Family members do provide some of the benefits of friendship such as boosting your happiness and (usually) reducing your stress. They also help you cope with traumas, such as serious illness or the death of a loved one. Studies show that having strong social support, whether friends or family, may actually help you live longer.
The benefits that friends can provide better than a family member may include:
—Increasing your sense of purpose
—Improving your self-confidence and self-worth
—Encouraging you to be healthy
—Preventing loneliness and depression
—Introducing you to new ideas and new perspectives
—Boosting your empathy
How to Make Friends
Here’s some general advice from Greatist on how to make and keep new friends:
- Have a current friend introduce you to one of their friends.
- Pursue activities and interests you currently have to meet like-minded people.
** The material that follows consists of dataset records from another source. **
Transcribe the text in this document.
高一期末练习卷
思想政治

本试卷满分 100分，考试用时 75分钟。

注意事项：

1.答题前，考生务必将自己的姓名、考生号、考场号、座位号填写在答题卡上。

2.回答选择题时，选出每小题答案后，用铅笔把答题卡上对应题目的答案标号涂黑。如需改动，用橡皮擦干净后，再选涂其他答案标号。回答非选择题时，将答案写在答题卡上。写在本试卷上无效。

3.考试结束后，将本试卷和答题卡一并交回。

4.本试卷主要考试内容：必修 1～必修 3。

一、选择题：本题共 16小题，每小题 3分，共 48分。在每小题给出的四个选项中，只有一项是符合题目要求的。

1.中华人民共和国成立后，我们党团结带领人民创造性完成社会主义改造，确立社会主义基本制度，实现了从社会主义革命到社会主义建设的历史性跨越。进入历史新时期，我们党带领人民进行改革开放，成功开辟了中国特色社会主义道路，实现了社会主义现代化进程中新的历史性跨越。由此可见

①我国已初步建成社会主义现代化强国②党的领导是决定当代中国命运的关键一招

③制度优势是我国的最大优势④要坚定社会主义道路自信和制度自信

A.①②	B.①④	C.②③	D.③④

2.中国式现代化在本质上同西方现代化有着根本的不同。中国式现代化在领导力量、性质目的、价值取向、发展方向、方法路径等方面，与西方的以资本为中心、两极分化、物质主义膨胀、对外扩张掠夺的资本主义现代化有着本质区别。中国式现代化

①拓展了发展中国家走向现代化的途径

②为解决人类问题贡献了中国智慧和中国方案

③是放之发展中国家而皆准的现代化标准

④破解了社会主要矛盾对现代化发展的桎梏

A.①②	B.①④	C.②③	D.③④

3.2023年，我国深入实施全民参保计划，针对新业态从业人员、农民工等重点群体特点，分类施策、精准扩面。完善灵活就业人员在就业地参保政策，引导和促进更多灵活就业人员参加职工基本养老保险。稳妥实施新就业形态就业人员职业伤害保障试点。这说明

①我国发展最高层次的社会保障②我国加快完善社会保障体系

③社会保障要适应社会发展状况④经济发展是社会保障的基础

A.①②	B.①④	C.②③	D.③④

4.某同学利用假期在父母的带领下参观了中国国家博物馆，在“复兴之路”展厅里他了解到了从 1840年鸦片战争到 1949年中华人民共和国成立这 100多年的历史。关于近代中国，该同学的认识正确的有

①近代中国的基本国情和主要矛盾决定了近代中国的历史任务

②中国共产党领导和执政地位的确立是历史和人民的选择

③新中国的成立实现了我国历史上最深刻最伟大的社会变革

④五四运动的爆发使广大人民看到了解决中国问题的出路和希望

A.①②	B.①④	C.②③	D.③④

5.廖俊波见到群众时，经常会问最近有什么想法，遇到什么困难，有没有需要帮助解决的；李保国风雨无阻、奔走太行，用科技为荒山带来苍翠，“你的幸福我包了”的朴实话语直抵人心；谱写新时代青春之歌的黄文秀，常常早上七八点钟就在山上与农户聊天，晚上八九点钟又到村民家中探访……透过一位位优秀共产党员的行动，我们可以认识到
- Ask personal questions that show you have a real interest in the person instead of general conversation about the weather.
- Don’t be afraid to take the next step after meeting someone. Invite them out for coffee or to a concert.
- Set yourself a friend-making goal. For example, if you’re going out to eat, set a goal of talking to someone while you’re waiting in line. If you’re at a church function, set a goal of making a new friend.
Here at Sugar Hill, we’ve discovered ways to help our residents get to know one another:
- Eat in the dining room. Sure, you have a state-of-the-art kitchen in your cottage or apartment, but it’s easier to make friends when you dine together. And you always have a conversation-starter, such as, “Aren’t Chef Elena’s desserts amazing?”
- Take a group trip. What else are you going to do during the drive but chat? You may make a new friend or two.
- Participate in the 10 a.m. social hour in the Coffee Shop. It’s held 3 times a week at the Coffee Shop in the Sugar House.
- Take a class, participate in a lecture or enjoy entertainment. You’re sure to meet people with the same interests.
- Walk. Our walking paths are very busy during the spring, summer, and fall. You’re likely to find a walking (or biking) buddy, and you can both take the path to fitness.